Bab 1: Rencana Tersembunyi
Di tepian dermaga yang mengarah ke selatan, sebuah perahu beratap kain tengah terombang-ambing mengikuti arus sungai. Di haluan perahu, seorang pelayan muda tampak bermuram durja sambil mengawasi tungku obat, sementara dari dalam kabin sesekali terdengar suara isak tangis. Anda bertanya mengapa? Rupanya, putri sulung Yang Wanzhao, yang tinggal di perahu itu, sedang jatuh sakit.
Penyakit ini bukannya tanpa sebab. Saat ini adalah musim gugur ketika angin dingin mulai mewarnai pepohonan. Konon pada tengah malam sebelumnya, Yang Wanzhao terbangun karena mimpi buruk, lalu duduk di depan jendela memandangi bulan hingga separuh malam, hingga akhirnya masuk angin. Demamnya tak kunjung reda, dan meski perjalanan menuju dermaga terus dipercepat, semuanya terlambat. Ketika tabib akhirnya tiba, kondisinya sudah sangat kritis. Sang tabib hanya meresepkan obat sekadarnya, lalu setelah menyuruh pengasuh dan pelayan kecilnya pergi, ia pun segera berlalu. Dari ucapannya, tersirat niat agar mereka segera menyiapkan upacara pemakaman.
Yang Wanzhao biasanya bersikap angkuh, dan saat ia menikmati bulan pun tak ada yang berani menegurnya. Kini, mereka saling menyalahkan satu sama lain. Namun, mereka tidak berani berbicara keras agar tidak mengganggu istirahatnya, karena bagaimanapun, ia belum meninggal. Jika ia benar-benar tiada dalam perjalanan menuju Jinling ini, mereka pun tak akan punya harapan untuk hidup. Demikianlah yang dipikirkan oleh Pengasuh Liu dan pelayan senior Yang Mei. Segala kesalahan, besar maupun kecil, dianggap sebagai dosa mereka sebagai pelayan.

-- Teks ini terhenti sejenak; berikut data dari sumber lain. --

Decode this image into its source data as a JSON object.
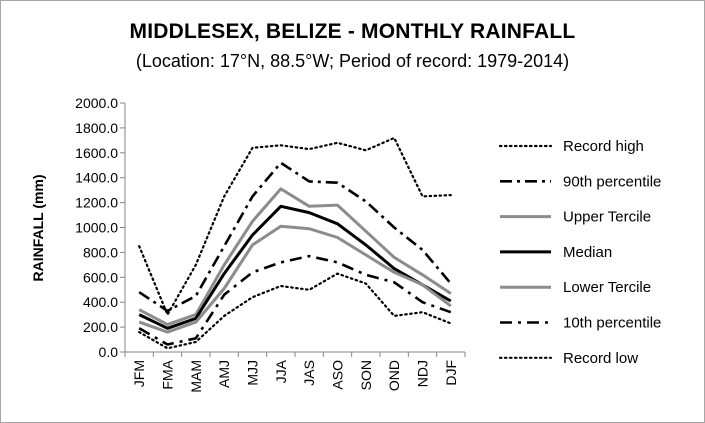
{
  "chart_data": {
    "type": "line",
    "title": "MIDDLESEX, BELIZE - MONTHLY RAINFALL",
    "subtitle": "(Location: 17°N, 88.5°W; Period of record: 1979-2014)",
    "ylabel": "RAINFALL (mm)",
    "xlabel": "",
    "ylim": [
      0,
      2000
    ],
    "yticks": [
      "0.0",
      "200.0",
      "400.0",
      "600.0",
      "800.0",
      "1000.0",
      "1200.0",
      "1400.0",
      "1600.0",
      "1800.0",
      "2000.0"
    ],
    "grid": false,
    "legend_position": "right",
    "categories": [
      "JFM",
      "FMA",
      "MAM",
      "AMJ",
      "MJJ",
      "JJA",
      "JAS",
      "ASO",
      "SON",
      "OND",
      "NDJ",
      "DJF"
    ],
    "series": [
      {
        "name": "Record high",
        "style": "dotted",
        "color": "#000000",
        "values": [
          850,
          300,
          700,
          1250,
          1640,
          1660,
          1630,
          1680,
          1620,
          1720,
          1250,
          1260
        ]
      },
      {
        "name": "90th percentile",
        "style": "dashdot",
        "color": "#000000",
        "values": [
          480,
          330,
          450,
          850,
          1250,
          1520,
          1370,
          1360,
          1210,
          1000,
          820,
          550
        ]
      },
      {
        "name": "Upper Tercile",
        "style": "solid",
        "color": "#8c8c8c",
        "values": [
          340,
          220,
          300,
          700,
          1050,
          1310,
          1170,
          1180,
          970,
          760,
          620,
          470
        ]
      },
      {
        "name": "Median",
        "style": "solid",
        "color": "#000000",
        "values": [
          300,
          190,
          270,
          630,
          940,
          1170,
          1120,
          1030,
          860,
          670,
          540,
          410
        ]
      },
      {
        "name": "Lower Tercile",
        "style": "solid",
        "color": "#8c8c8c",
        "values": [
          240,
          160,
          240,
          510,
          860,
          1010,
          990,
          920,
          780,
          640,
          540,
          370
        ]
      },
      {
        "name": "10th percentile",
        "style": "dashed",
        "color": "#000000",
        "values": [
          190,
          60,
          110,
          460,
          640,
          720,
          770,
          720,
          620,
          560,
          400,
          320
        ]
      },
      {
        "name": "Record low",
        "style": "dotted",
        "color": "#000000",
        "values": [
          160,
          30,
          80,
          290,
          440,
          530,
          500,
          630,
          550,
          290,
          320,
          230
        ]
      }
    ]
  }
}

Setelah menangis cukup lama, Yang Mei akhirnya mendongak. Setelah melirik Yang Wanzhao yang masih tak sadarkan diri, ia bertanya kepada Pengasuh Liu dengan nada penuh tekad, "Pengasuh Liu, apakah surat untuk keluarga di Jinling sudah dikirim?"

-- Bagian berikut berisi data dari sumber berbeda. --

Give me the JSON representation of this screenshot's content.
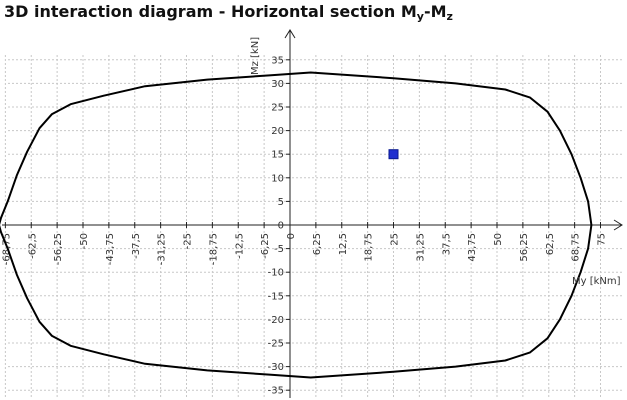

Mata Pengasuh Liu sudah bengkak karena menangis. Ia menggelengkan kepala, "Belum, nanti kalau Wang'er kembali, aku akan memintanya mengirimkannya."

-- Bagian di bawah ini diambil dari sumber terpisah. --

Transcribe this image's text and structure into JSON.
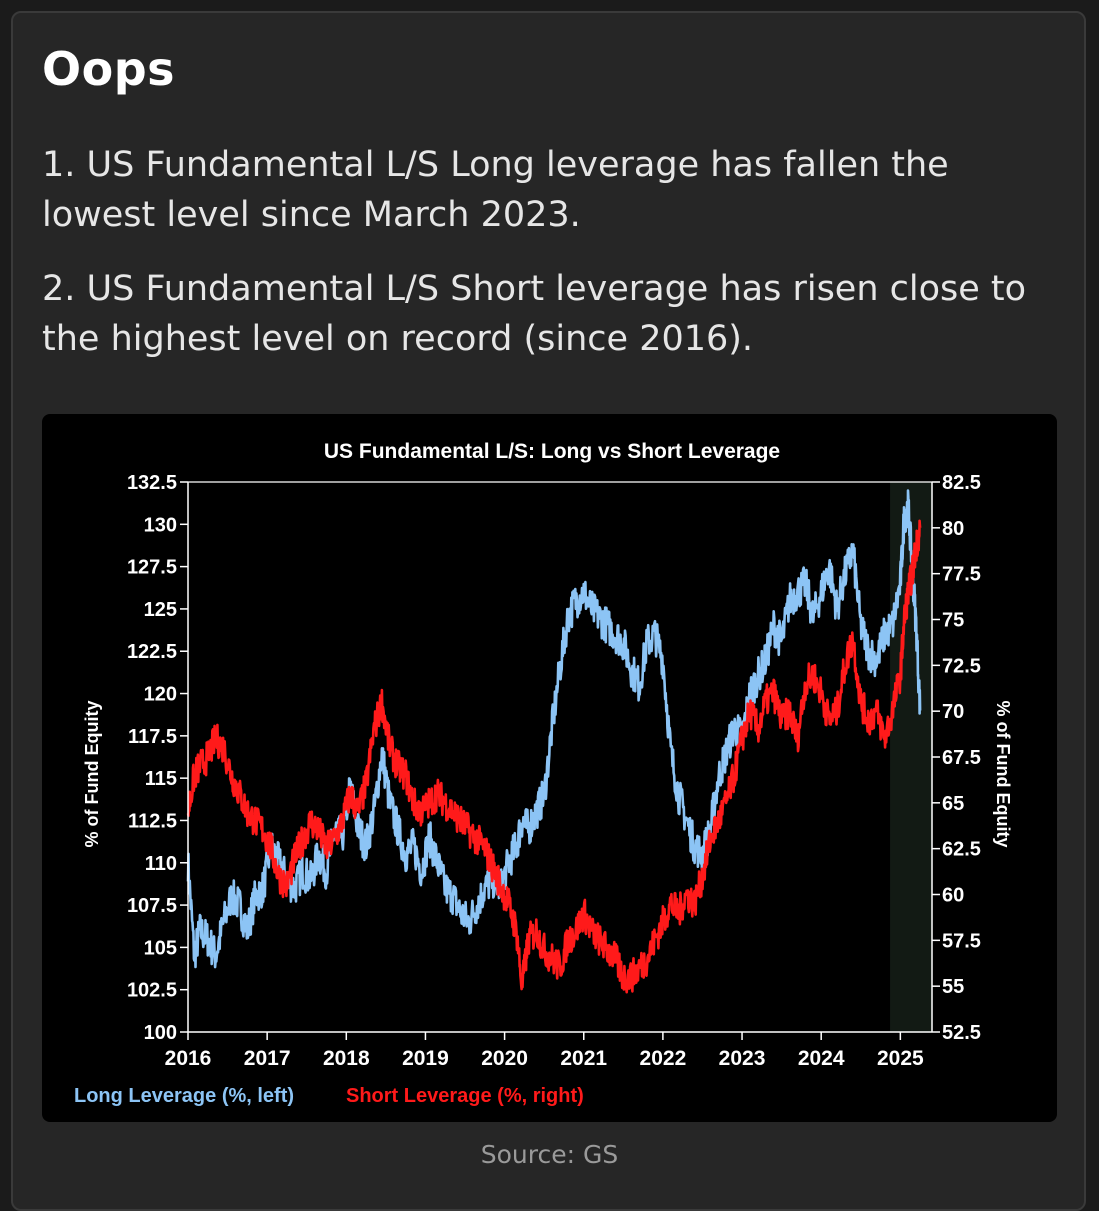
{
  "post": {
    "heading": "Oops",
    "paragraphs": [
      "1. US Fundamental L/S Long leverage has fallen the lowest level since March 2023.",
      "2. US Fundamental L/S Short leverage has risen close to the highest level on record (since 2016)."
    ],
    "source": "Source: GS"
  },
  "colors": {
    "long": "#8cc4f5",
    "short": "#ff1a1a",
    "text": "#ffffff"
  },
  "chart_data": {
    "type": "line",
    "title": "US Fundamental L/S: Long vs Short Leverage",
    "ylabel_left": "% of Fund Equity",
    "ylabel_right": "% of Fund Equity",
    "xlim": [
      2016,
      2025.4
    ],
    "ylim_left": [
      100,
      132.5
    ],
    "ylim_right": [
      52.5,
      82.5
    ],
    "x_ticks": [
      "2016",
      "2017",
      "2018",
      "2019",
      "2020",
      "2021",
      "2022",
      "2023",
      "2024",
      "2025"
    ],
    "y_ticks_left": [
      "100",
      "102.5",
      "105",
      "107.5",
      "110",
      "112.5",
      "115",
      "117.5",
      "120",
      "122.5",
      "125",
      "127.5",
      "130",
      "132.5"
    ],
    "y_ticks_right": [
      "52.5",
      "55",
      "57.5",
      "60",
      "62.5",
      "65",
      "67.5",
      "70",
      "72.5",
      "75",
      "77.5",
      "80",
      "82.5"
    ],
    "shaded_region": [
      2024.87,
      2025.4
    ],
    "grid": false,
    "legend": "bottom-left",
    "series": [
      {
        "name": "Long Leverage (%, left)",
        "axis": "left",
        "x": [
          2016,
          2016.08,
          2016.15,
          2016.25,
          2016.35,
          2016.45,
          2016.55,
          2016.65,
          2016.75,
          2016.85,
          2016.95,
          2017.05,
          2017.15,
          2017.25,
          2017.35,
          2017.45,
          2017.55,
          2017.65,
          2017.75,
          2017.85,
          2017.95,
          2018.05,
          2018.15,
          2018.25,
          2018.35,
          2018.45,
          2018.55,
          2018.65,
          2018.75,
          2018.85,
          2018.95,
          2019.05,
          2019.15,
          2019.25,
          2019.35,
          2019.45,
          2019.55,
          2019.65,
          2019.75,
          2019.85,
          2019.95,
          2020.05,
          2020.15,
          2020.22,
          2020.3,
          2020.4,
          2020.5,
          2020.6,
          2020.7,
          2020.8,
          2020.9,
          2021.0,
          2021.1,
          2021.2,
          2021.3,
          2021.4,
          2021.5,
          2021.6,
          2021.7,
          2021.8,
          2021.9,
          2022.0,
          2022.1,
          2022.2,
          2022.3,
          2022.4,
          2022.5,
          2022.6,
          2022.7,
          2022.8,
          2022.9,
          2023.0,
          2023.1,
          2023.2,
          2023.3,
          2023.4,
          2023.5,
          2023.6,
          2023.7,
          2023.8,
          2023.9,
          2024.0,
          2024.1,
          2024.2,
          2024.3,
          2024.4,
          2024.5,
          2024.6,
          2024.7,
          2024.8,
          2024.9,
          2025.0,
          2025.05,
          2025.1,
          2025.15,
          2025.2,
          2025.25
        ],
        "y": [
          110,
          104.5,
          106,
          105.5,
          104.5,
          106.5,
          108,
          107.5,
          106,
          108,
          108.5,
          111,
          110,
          109,
          108.5,
          109.5,
          109,
          110.5,
          109.5,
          112,
          111.5,
          114.5,
          112,
          111,
          113,
          116.5,
          113.5,
          112,
          110.5,
          111,
          109.5,
          111.5,
          110,
          108.5,
          108,
          107,
          106.5,
          107.5,
          108.5,
          109,
          108.5,
          110,
          111,
          112.5,
          112,
          113,
          114,
          118,
          121.5,
          124.5,
          125.5,
          126,
          125,
          124.5,
          124,
          123.5,
          123,
          121.5,
          120.5,
          123,
          123.5,
          122,
          116.5,
          114,
          112.5,
          111,
          110.5,
          112,
          115,
          116.5,
          118,
          117.5,
          120,
          121,
          122,
          124,
          123,
          125.5,
          126,
          126.5,
          124.5,
          126,
          127.5,
          125,
          127,
          128.5,
          124,
          122.5,
          122,
          123.5,
          124,
          126.5,
          130.5,
          131,
          127.5,
          124,
          119
        ]
      },
      {
        "name": "Short Leverage (%, right)",
        "axis": "right",
        "x": [
          2016,
          2016.08,
          2016.15,
          2016.25,
          2016.35,
          2016.45,
          2016.55,
          2016.65,
          2016.75,
          2016.85,
          2016.95,
          2017.05,
          2017.15,
          2017.25,
          2017.35,
          2017.45,
          2017.55,
          2017.65,
          2017.75,
          2017.85,
          2017.95,
          2018.05,
          2018.15,
          2018.25,
          2018.35,
          2018.45,
          2018.55,
          2018.65,
          2018.75,
          2018.85,
          2018.95,
          2019.05,
          2019.15,
          2019.25,
          2019.35,
          2019.45,
          2019.55,
          2019.65,
          2019.75,
          2019.85,
          2019.95,
          2020.05,
          2020.15,
          2020.22,
          2020.3,
          2020.4,
          2020.5,
          2020.6,
          2020.7,
          2020.8,
          2020.9,
          2021.0,
          2021.1,
          2021.2,
          2021.3,
          2021.4,
          2021.5,
          2021.6,
          2021.7,
          2021.8,
          2021.9,
          2022.0,
          2022.1,
          2022.2,
          2022.3,
          2022.4,
          2022.5,
          2022.6,
          2022.7,
          2022.8,
          2022.9,
          2023.0,
          2023.1,
          2023.2,
          2023.3,
          2023.4,
          2023.5,
          2023.6,
          2023.7,
          2023.8,
          2023.9,
          2024.0,
          2024.1,
          2024.2,
          2024.3,
          2024.4,
          2024.5,
          2024.6,
          2024.7,
          2024.8,
          2024.9,
          2025.0,
          2025.05,
          2025.1,
          2025.15,
          2025.2,
          2025.25
        ],
        "y": [
          64.5,
          66.5,
          67,
          67.5,
          68.5,
          68,
          66.5,
          65.5,
          64.5,
          64,
          63.5,
          62.5,
          61,
          60.5,
          62,
          63,
          64,
          63.5,
          62.5,
          63,
          64,
          65.5,
          64.5,
          66,
          69,
          70.5,
          68,
          67,
          66.5,
          65,
          64.5,
          65,
          65.5,
          65,
          64.5,
          64,
          63.5,
          63,
          62.5,
          61.5,
          60.5,
          59.5,
          58,
          55,
          57.5,
          58,
          57,
          56.5,
          56,
          57.5,
          58,
          59,
          58,
          57.5,
          57,
          56.5,
          55.5,
          55.5,
          56,
          56.5,
          57.5,
          58.5,
          59.5,
          59,
          60,
          59.5,
          61,
          63,
          64,
          65,
          66.5,
          68.5,
          70,
          69,
          70.5,
          71,
          69.5,
          70,
          68.5,
          71.5,
          72,
          71,
          69.5,
          70,
          72.5,
          74,
          70.5,
          69.5,
          70,
          68.5,
          70,
          72,
          75,
          76.5,
          77.5,
          79,
          80
        ]
      }
    ]
  }
}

Wang'er adalah putra Pengasuh Liu yang saat itu sedang pergi mengambil obat. Biasanya ia tidur di luar kabin, bahkan saat hujan sekalipun.
Yang Mei bangkit dan menggenggam tangan Pengasuh Liu, "Bagaimana jika surat itu tidak usah dikirim saja?"
"Apa maksudmu? Mana bisa begitu," seru Pengasuh Liu terkejut.
Yang Mei berbisik di telinga Pengasuh Liu, "Mengapa Pengasuh begitu cemas? Bagaimanapun, Nona tidak mungkin selamat. Lebih baik kita berhati kejam dan segera mengakhiri penderitaannya. Nanti, aku akan memakaikan pakaianku pada Nona, dan begitu Wang'er kembali, kita segera pergi. Saat malam tiba di tempat terpencil yang tak berpenghuni, kita tinggalkan perahu dan naik ke darat, seolah-olah kita semua ikut tenggelam bersama Nona di sungai. Keluarga besar Yang tinggal jauh di sana, dan meski kita sudah mengirim surat, mereka pasti merasa tenang mendengar kita menuju Jinling dan tidak akan mencari kita. Lagipula, hubungan dengan pihak Jinling sudah bertahun-tahun terputus. Meski sudah berkirim surat sebelum berangkat, tidak ada seorang pun yang datang menjemput di tengah jalan, itu tandanya mereka tidak menganggap Nona penting. Di tempat terpencil, saat mayatnya ditemukan nanti, tubuhnya pasti sudah membengkak. Ditambah dengan pakaian yang dikenakannya, orang hanya akan mengira yang meninggal adalah seorang pelayan kecil, jadi mereka tidak akan terlalu memikirkannya. Bahkan jika ada yang datang mencari Nona, kita tidak perlu takut. Tabib yang kita panggil tadi sudah mengatakan bahwa Nona tidak tertolong, orang-orang hanya akan mengira kita terburu-buru menuju Jinling hingga perahu terbalik dan tenggelam. Mengenai mengapa hanya ada mayat pelayan kecil, tidak akan ada yang mengusutnya, mungkin hanyut terbawa arus. Pengasuh, bagaimana menurutmu rencana ini?"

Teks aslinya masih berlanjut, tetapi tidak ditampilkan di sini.